If Andy Warhol Was Blind...

If Andy Warhol Was Blind ... 

OPEN SPACE GALLERY, Victoria BC,  2014

  Media,  RadioTelevision,  Review

 

How we see the world and interact with it is primarily a visual experience. Checking the news, walking down the street or shopping, we rely on our eyes.

Being a visual artist, this is my world.  Whether I am researching materials, costs, techniques, data, or history, I am on the constant lookout for visual clues and information.  These are my reference points, vocabulary and building blocks.

But what if I am blind?   Walking into the grocery store, how would I distinguish between a can of corn or peaches?  Now let's take that thought and invert it.

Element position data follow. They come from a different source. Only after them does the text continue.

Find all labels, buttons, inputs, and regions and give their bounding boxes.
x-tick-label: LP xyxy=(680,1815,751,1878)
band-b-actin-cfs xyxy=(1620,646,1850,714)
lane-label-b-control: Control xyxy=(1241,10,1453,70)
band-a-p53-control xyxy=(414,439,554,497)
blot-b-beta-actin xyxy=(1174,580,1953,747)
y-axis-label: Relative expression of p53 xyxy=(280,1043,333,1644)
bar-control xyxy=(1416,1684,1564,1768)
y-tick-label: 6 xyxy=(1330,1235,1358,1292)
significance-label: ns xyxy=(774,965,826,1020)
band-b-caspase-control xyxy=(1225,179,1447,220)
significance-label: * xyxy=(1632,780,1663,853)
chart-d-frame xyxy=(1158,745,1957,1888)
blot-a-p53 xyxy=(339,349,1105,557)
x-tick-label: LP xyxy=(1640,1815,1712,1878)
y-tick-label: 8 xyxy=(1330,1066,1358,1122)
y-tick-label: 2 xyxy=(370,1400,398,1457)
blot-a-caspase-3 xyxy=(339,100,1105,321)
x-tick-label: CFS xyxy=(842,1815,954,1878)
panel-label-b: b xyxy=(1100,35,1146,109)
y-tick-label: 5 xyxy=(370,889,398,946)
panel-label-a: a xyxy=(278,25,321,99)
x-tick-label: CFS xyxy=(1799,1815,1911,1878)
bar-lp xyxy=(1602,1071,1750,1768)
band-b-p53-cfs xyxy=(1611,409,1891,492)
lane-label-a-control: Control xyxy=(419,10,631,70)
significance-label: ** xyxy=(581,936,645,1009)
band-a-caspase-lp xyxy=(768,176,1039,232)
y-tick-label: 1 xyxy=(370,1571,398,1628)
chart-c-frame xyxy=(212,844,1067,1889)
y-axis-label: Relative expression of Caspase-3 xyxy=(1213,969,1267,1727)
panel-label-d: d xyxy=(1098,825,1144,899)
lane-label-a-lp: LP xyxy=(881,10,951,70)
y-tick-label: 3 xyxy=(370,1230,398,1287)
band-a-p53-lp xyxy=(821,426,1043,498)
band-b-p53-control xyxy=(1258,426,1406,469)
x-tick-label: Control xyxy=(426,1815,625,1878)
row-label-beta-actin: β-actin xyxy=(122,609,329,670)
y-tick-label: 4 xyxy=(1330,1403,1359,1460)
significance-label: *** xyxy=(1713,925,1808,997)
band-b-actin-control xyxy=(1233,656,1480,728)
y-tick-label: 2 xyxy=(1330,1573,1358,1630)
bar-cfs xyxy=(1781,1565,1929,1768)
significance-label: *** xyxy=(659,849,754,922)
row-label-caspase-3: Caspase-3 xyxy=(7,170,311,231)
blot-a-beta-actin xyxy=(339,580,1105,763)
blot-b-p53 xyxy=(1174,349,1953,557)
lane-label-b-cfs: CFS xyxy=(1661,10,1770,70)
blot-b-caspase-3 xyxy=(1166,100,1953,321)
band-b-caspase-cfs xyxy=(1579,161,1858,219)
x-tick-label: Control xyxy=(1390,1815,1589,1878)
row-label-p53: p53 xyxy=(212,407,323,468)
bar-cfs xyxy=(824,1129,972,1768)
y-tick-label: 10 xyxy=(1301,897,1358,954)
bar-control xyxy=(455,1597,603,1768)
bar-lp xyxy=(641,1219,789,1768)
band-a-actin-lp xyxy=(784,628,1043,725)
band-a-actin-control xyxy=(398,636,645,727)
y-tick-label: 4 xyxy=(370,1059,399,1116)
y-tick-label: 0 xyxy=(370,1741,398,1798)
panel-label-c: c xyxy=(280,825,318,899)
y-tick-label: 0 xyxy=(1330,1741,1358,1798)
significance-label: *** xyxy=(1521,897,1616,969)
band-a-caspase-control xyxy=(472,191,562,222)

What if, when walking into a grocery store everything on the shelves had white packaging and all the information on the labels was written in Braille?  How would the sighted distinguish between a can of corn or peaches?

 

If Andy Warhol Was Blind... is an installation by artist Anna Gustafson and is comprised of four elements. 

1) White Grocery Store.   Real products are on the shelves, however the goods in the cans and boxes have their original labels removed and replaced with white ones written in braille*

2) Towers of Products.  On the floor are stacks of cartons which are topped with pyramids of cans.

3) If Andy Warhol Was Blind... is a reconfiguration of Andy Warhol's 32 Varieties (of Campbell's Soup).  The drawings of the cans are screened on paper, and the white labels are also in braille*

4) Try for Yourself.  Braille translators printed on paper,  Braille writers and paper are available for viewers to translate pieces in the installation and to try writing Braille.

 

With his images of Campbell soup cans,  Andy Warhol showed us a new way to see the world.   If Andy Warhol Was Blind... conveys a new way to perceive seeing.

* Please note,  Braille is not Braille unless it is Braille.  That is, unlike visual systems of writing, Braille has very specific requirements in order to be readable by the blind. 

For this project braille* has been recreated as a visual element.  The artist has manipulated scale to be read visually and the artist recognizes that though braille*  looks like Braille to the sighted, because it is not actually readable to the blind, the very people for whom Braille was developed, it is not Braille.